Die vielen Daten und die wichtigen

„Das Medium ist die Botschaft“ – dieser in den 60er Jahren des vorigen Jahrhunderts vom kanadischen Philosophen Marshall McLuhan formulierte Satz war wohl noch nie so gültig wie heute. Das Internet mit seinem Versprechen, jede Information, jederzeit, an jedem Ort für Jede und Jeden verfügbar zu machen, ist mittlerweile ein Datenturnsaal für selbstlernende Algorithmen, wie ChatGPT geworden.

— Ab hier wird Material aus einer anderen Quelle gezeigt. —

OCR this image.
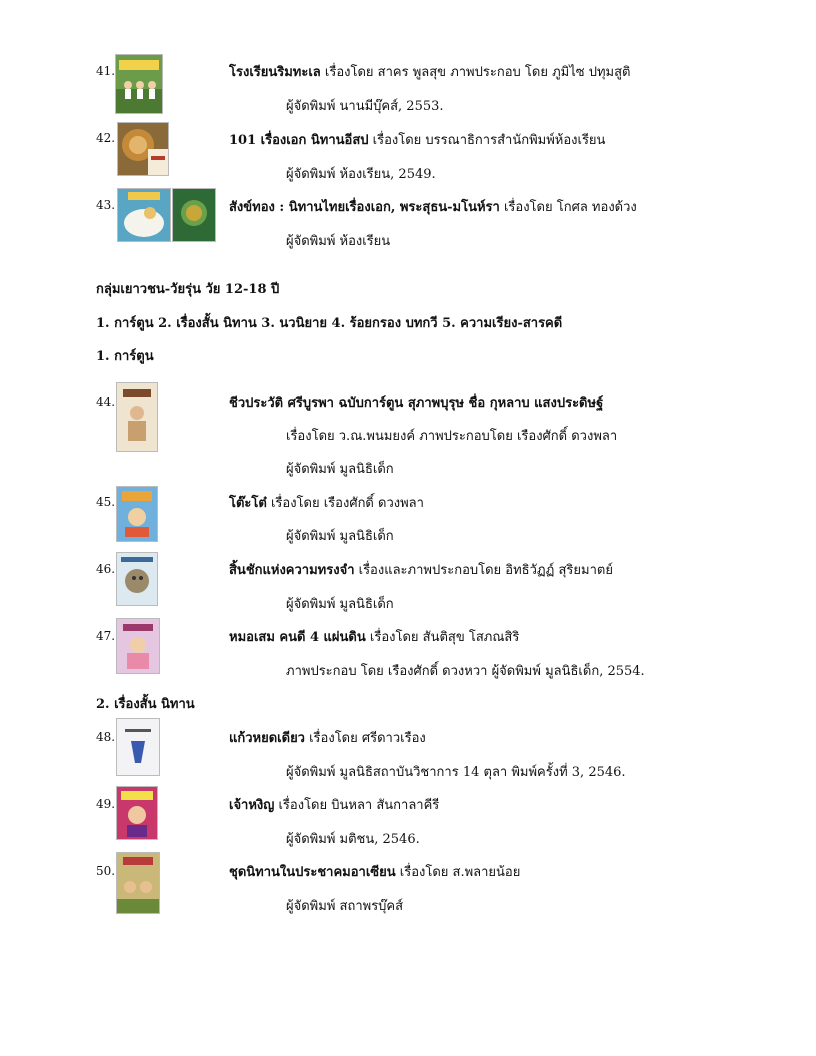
41.	โรงเรียนริมทะเล เรื่องโดย สาคร พูลสุข ภาพประกอบ โดย ภูมิไซ ปทุมสูติ
ผู้จัดพิมพ์ นานมีบุ๊คส์, 2553.
42.	101 เรื่องเอก นิทานอีสป เรื่องโดย บรรณาธิการสำนักพิมพ์ห้องเรียน
ผู้จัดพิมพ์ ห้องเรียน, 2549.
43.	สังข์ทอง : นิทานไทยเรื่องเอก, พระสุธน-มโนห์รา เรื่องโดย โกศล ทองด้วง
ผู้จัดพิมพ์ ห้องเรียน
กลุ่มเยาวชน-วัยรุ่น วัย 12-18 ปี
1. การ์ตูน 2. เรื่องสั้น นิทาน 3. นวนิยาย 4. ร้อยกรอง บทกวี 5. ความเรียง-สารคดี
1. การ์ตูน
44.	ชีวประวัติ ศรีบูรพา ฉบับการ์ตูน สุภาพบุรุษ ชื่อ กุหลาบ แสงประดิษฐ์
เรื่องโดย ว.ณ.พนมยงค์ ภาพประกอบโดย เรืองศักดิ์ ดวงพลา
ผู้จัดพิมพ์ มูลนิธิเด็ก
45.	โต๊ะโต๋ เรื่องโดย เรืองศักดิ์ ดวงพลา
ผู้จัดพิมพ์ มูลนิธิเด็ก
46.	สิ้นชักแห่งความทรงจำ เรื่องและภาพประกอบโดย อิทธิวัฏฏ์ สุริยมาตย์
ผู้จัดพิมพ์ มูลนิธิเด็ก
47.	หมอเสม คนดี 4 แผ่นดิน เรื่องโดย สันติสุข โสภณสิริ
ภาพประกอบ โดย เรืองศักดิ์ ดวงหวา ผู้จัดพิมพ์ มูลนิธิเด็ก, 2554.
2. เรื่องสั้น นิทาน
48.	แก้วหยดเดียว เรื่องโดย ศรีดาวเรือง
ผู้จัดพิมพ์ มูลนิธิสถาบันวิชาการ 14 ตุลา พิมพ์ครั้งที่ 3, 2546.
49.	เจ้าหงิญ เรื่องโดย บินหลา สันกาลาคีรี
ผู้จัดพิมพ์ มติชน, 2546.
50.	ชุดนิทานในประชาคมอาเซียน เรื่องโดย ส.พลายน้อย
ผู้จัดพิมพ์ สถาพรบุ๊คส์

Und gelernt wird längst nicht nur vom öffentlich zugänglichen Wissen der Welt, sondern vom Informations- und Kommunikationsverhalten der Nutzer:innen und natürlich auch von persönlichen Daten, die über Wearables und Lifestyle-Apps ihren Weg vom Körper des/der Einzelnen in die Datenwolken der Vielen finden. Wenn es stimmt, dass unsere Gesundheitsdaten uns in Zukunft im Krankheitsfall wie ein zweiter, virtueller Körper auf unserer Patient Journey begleiten, so ist klar, dass wir es hier mit einem äußerst schützenswerten Gut zu tun haben. Der achtsame Umgang mit dem Körper des/der Patient:in ist so etwas wie die erste Prämisse ärztlichen Handelns. Wer wenn nicht die Ärzt:innen sollten also eine zentrale Rolle spielen, wenn es darum geht, die Datenkörper ihrer Patient:innen zu schützen?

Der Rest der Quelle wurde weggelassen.